La inspectora Hannaford preguntó a Daidre si quería algo antes de empezar. ¿Café, té, zumo, agua? Daidre dijo que no. Estaba bien, contestó, y luego se descubrió pensando en aquella respuesta. No estaba bien en absoluto. Se sentía inquieta mentalmente, tenía las palmas de las manos débiles y estaba resuelta a no permitir que se le notara.

Parecía que sólo había una manera de conseguirlo: pasar al ataque.

– Me dejó esta nota -dijo, y sacó la tarjeta de la inspectora con el mensaje garabateado en el dorso-. ¿De qué quiere hablar conmigo?

– Diría que es bastante obvio, puesto que nos encontramos en mitad de una investigación de asesinato -contestó Hannaford.

– En realidad, no es nada obvio.

– Pues pronto lo será, querida. -Hannaford metió el casete hábilmente en la grabadora, aunque parecía tener dudas sobre cómo funcionaba. Pulsó una tecla, vio que la cinta empezaba a girar y recitó la fecha, la hora y las personas presentes. Luego le dijo a Daidre-: Háblenos de Santo Kerne, doctora Trahair.

– ¿Qué quieren que les diga?

– Lo que sepa.

Todo aquello era pura rutina: los primeros movimientos del gato y el ratón en un interrogatorio. Daidre dio la respuesta más sencilla que pudo.

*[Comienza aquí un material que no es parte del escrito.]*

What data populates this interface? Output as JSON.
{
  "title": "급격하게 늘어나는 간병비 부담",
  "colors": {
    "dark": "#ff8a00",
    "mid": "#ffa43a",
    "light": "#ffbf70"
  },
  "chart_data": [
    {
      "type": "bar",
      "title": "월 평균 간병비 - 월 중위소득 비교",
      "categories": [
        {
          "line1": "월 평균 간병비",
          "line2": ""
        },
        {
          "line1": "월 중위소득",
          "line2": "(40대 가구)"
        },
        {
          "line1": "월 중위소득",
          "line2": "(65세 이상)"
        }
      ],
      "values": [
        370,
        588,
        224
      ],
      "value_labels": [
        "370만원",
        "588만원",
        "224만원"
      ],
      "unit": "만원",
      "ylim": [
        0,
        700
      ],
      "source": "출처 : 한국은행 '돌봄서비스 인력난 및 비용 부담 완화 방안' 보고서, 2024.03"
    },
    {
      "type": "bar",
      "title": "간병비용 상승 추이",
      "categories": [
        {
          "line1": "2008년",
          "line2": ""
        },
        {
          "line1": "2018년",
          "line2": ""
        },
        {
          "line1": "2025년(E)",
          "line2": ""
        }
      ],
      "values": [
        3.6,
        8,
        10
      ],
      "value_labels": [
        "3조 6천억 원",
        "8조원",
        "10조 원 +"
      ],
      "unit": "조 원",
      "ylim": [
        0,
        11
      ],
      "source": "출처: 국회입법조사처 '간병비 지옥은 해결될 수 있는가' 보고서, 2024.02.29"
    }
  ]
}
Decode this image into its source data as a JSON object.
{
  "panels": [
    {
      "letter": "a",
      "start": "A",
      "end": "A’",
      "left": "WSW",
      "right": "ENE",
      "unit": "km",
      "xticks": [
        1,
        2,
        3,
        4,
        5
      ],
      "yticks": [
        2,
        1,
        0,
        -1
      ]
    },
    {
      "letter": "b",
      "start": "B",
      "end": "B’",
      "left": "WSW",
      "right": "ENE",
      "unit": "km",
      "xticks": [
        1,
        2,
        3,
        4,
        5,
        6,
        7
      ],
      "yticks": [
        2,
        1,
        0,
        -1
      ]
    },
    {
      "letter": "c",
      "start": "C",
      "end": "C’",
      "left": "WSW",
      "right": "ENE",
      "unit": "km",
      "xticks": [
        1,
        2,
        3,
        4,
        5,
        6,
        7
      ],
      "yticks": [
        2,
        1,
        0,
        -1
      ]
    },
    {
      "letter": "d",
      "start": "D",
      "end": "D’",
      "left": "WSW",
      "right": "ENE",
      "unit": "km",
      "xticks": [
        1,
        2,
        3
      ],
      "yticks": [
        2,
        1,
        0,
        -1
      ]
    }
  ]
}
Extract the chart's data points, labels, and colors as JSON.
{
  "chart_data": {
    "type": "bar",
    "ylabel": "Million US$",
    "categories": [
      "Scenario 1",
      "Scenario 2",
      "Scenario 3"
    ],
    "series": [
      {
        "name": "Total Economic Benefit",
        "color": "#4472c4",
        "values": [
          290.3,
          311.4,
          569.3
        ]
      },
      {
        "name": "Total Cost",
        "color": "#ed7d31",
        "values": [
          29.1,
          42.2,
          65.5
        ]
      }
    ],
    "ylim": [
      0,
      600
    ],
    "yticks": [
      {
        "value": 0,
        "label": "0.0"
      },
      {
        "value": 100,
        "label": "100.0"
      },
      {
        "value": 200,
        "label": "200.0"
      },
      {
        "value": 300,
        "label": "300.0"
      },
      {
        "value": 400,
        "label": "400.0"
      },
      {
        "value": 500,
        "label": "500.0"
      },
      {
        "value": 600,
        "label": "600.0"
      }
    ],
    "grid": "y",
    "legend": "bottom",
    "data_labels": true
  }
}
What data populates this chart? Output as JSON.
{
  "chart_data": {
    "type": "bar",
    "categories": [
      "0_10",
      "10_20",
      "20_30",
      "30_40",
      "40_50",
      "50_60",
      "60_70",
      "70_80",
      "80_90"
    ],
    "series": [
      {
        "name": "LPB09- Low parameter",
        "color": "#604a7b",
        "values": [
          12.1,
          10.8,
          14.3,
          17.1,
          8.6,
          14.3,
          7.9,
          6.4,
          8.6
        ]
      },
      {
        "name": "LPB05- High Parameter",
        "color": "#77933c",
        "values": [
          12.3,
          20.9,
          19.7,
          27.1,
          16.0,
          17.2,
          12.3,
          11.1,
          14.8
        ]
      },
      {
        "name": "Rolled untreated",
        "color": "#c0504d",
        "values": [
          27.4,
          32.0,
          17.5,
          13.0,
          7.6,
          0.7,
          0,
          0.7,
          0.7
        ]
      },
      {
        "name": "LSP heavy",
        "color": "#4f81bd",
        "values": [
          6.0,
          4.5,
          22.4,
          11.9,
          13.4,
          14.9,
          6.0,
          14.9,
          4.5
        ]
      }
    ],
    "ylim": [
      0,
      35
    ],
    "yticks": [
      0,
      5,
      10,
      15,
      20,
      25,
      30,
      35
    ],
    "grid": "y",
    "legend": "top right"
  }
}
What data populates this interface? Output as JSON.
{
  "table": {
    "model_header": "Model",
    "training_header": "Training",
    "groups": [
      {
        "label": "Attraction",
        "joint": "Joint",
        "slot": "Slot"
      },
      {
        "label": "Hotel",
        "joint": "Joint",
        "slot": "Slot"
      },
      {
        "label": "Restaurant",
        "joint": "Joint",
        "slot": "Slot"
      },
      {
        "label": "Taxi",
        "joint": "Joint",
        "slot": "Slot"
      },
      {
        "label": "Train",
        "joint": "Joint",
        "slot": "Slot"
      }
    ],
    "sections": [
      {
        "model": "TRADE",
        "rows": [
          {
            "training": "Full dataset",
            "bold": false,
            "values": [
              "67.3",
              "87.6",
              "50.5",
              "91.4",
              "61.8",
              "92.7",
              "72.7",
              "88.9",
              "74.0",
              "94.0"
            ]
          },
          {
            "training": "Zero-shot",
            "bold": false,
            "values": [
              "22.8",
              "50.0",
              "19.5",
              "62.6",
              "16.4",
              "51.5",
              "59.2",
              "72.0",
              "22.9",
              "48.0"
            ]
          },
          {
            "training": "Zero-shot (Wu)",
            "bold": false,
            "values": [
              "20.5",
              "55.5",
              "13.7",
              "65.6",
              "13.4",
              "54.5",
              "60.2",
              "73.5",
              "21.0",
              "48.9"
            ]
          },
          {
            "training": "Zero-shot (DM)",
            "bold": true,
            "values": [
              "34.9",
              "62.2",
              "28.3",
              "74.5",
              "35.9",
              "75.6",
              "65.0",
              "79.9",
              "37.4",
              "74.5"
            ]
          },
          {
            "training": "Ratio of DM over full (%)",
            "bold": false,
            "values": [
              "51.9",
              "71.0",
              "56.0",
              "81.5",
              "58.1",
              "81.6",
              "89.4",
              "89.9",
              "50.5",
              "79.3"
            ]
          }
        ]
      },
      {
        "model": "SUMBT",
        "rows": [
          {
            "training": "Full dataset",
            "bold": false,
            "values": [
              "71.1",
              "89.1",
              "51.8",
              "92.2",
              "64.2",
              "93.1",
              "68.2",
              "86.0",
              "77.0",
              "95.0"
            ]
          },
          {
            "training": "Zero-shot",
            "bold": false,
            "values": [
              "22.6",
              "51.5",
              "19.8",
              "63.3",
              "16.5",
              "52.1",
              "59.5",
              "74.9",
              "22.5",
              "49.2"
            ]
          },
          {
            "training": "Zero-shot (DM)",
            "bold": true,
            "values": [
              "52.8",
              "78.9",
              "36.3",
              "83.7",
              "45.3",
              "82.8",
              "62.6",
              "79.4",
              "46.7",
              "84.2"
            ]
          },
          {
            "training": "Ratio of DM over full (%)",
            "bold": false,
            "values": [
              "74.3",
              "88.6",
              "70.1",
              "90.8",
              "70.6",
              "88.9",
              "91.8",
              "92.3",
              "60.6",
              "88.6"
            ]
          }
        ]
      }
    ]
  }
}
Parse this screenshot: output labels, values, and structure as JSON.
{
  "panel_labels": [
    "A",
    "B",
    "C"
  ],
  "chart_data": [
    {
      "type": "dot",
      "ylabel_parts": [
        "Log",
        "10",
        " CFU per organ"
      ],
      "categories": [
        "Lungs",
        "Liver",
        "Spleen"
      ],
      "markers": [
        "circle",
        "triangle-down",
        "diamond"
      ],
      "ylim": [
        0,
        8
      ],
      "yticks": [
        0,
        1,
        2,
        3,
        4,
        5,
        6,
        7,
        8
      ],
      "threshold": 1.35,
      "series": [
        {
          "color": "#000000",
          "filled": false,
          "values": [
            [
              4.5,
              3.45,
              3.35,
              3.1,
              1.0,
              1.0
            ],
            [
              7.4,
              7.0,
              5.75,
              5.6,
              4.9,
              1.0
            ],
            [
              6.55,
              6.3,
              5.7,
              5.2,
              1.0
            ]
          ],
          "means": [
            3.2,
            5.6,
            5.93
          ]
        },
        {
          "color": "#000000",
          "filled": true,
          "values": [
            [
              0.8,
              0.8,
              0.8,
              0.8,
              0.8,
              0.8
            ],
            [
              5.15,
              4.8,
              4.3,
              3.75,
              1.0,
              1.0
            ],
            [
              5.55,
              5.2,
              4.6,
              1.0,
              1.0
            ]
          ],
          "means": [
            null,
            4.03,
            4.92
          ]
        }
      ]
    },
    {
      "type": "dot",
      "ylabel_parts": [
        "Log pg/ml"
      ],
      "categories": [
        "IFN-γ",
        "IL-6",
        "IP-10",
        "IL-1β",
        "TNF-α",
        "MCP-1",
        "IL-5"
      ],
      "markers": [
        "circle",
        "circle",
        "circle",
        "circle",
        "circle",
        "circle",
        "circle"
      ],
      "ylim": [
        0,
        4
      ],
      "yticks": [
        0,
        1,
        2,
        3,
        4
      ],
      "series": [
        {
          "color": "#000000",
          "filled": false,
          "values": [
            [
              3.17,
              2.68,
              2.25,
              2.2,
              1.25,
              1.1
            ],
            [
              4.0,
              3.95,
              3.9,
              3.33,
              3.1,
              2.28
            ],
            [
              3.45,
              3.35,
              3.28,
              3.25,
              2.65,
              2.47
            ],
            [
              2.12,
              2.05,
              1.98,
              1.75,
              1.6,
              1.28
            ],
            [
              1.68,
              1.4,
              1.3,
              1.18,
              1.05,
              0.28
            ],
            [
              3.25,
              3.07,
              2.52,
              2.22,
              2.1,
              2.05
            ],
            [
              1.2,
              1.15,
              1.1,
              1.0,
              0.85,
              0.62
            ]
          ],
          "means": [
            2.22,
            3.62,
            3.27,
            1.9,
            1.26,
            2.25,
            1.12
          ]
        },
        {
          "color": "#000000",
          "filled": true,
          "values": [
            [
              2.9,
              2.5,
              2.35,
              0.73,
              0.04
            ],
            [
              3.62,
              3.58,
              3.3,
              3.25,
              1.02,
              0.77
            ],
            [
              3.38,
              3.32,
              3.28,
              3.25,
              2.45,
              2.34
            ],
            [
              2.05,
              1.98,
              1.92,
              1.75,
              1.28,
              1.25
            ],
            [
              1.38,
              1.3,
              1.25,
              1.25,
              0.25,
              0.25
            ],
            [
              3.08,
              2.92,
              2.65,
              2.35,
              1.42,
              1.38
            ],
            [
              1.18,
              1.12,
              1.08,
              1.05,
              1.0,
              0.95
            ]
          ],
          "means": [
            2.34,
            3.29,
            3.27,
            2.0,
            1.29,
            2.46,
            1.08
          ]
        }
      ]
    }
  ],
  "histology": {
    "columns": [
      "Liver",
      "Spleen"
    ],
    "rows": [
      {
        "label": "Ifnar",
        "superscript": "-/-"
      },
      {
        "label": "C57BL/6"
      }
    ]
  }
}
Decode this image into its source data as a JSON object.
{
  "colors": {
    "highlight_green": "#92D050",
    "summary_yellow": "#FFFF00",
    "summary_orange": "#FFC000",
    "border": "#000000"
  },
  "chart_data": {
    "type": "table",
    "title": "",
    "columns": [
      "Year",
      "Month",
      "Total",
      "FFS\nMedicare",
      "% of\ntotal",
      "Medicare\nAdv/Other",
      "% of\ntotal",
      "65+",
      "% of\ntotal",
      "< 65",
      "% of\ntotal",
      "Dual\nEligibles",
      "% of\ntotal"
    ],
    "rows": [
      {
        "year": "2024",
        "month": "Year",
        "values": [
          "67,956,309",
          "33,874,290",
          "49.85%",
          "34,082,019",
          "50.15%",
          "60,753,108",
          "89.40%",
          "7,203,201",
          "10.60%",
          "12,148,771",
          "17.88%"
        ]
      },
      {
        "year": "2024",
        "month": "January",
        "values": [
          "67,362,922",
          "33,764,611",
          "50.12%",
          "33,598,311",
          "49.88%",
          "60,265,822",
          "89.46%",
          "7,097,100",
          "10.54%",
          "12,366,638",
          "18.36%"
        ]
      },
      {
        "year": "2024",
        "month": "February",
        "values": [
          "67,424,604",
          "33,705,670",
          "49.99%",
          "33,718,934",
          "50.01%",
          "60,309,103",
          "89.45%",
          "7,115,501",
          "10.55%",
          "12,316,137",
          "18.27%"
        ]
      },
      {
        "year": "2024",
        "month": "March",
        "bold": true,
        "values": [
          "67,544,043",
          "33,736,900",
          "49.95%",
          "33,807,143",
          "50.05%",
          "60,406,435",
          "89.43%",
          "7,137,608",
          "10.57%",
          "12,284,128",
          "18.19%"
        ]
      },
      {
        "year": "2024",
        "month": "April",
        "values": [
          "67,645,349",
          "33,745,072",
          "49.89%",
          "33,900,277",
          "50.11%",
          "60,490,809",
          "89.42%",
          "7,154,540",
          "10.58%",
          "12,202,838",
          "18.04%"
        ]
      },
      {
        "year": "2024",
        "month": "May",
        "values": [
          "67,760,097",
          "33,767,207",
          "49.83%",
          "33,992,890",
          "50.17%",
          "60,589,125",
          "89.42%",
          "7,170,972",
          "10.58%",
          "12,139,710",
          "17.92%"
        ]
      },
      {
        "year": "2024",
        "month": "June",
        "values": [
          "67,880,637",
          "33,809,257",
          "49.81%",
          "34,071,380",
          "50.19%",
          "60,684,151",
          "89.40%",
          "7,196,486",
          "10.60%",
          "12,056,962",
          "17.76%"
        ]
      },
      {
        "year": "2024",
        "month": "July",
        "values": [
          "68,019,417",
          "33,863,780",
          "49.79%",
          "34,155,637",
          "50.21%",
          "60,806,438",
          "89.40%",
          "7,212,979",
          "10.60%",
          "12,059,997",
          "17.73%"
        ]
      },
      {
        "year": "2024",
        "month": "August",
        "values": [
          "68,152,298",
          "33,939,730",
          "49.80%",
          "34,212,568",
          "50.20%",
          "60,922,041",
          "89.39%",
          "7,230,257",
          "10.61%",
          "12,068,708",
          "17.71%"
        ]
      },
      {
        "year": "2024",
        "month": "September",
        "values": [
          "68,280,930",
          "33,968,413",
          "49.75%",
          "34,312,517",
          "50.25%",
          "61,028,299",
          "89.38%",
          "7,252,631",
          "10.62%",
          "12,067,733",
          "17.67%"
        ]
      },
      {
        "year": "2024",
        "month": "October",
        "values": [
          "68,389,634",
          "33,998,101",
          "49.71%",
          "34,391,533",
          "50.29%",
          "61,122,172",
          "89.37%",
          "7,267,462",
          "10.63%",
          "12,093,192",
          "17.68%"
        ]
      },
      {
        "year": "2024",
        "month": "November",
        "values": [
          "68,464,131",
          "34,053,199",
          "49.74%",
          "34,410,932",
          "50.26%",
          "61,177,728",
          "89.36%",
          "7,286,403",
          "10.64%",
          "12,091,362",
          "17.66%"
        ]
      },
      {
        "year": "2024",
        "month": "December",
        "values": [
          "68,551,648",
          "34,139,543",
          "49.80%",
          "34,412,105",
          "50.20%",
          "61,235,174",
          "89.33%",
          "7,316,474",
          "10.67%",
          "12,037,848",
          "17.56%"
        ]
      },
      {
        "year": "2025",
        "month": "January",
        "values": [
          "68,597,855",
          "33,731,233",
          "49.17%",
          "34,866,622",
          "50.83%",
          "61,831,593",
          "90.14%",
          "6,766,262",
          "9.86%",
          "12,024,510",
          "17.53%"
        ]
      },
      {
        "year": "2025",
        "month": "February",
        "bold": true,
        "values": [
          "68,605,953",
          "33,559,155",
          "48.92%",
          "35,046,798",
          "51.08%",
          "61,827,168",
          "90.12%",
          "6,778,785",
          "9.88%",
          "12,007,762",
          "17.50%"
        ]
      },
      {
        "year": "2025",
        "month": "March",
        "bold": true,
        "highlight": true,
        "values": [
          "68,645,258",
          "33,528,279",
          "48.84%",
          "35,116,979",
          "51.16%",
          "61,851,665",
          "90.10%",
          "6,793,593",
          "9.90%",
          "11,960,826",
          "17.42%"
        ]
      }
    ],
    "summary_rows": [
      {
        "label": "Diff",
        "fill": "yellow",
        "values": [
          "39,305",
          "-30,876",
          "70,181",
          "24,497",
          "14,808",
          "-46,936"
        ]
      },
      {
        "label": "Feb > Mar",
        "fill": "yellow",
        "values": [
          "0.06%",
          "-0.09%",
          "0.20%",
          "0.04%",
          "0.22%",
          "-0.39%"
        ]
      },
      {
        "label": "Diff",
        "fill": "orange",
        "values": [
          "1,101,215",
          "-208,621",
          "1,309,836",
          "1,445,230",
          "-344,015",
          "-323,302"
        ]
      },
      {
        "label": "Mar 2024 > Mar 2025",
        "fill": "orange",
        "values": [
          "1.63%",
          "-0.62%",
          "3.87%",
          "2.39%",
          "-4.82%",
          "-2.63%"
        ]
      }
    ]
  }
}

– Sé que murió al caer del acantilado norte de Polcare Cove.

Hannaford no parecía satisfecha con la contestación.

– Qué amable por su parte aclarárnoslo. Sabía quién era cuando le vio. -Fue una afirmación, no una pregunta-. Así que nuestra primera conversación se basó en una mentira. ¿Sí?

La sargento Havers escribía a lápiz, vio Daidre. Rechinaba en el papel de la libreta y el sonido -normalmente inocuo- en esta situación era como las uñas en una pizarra.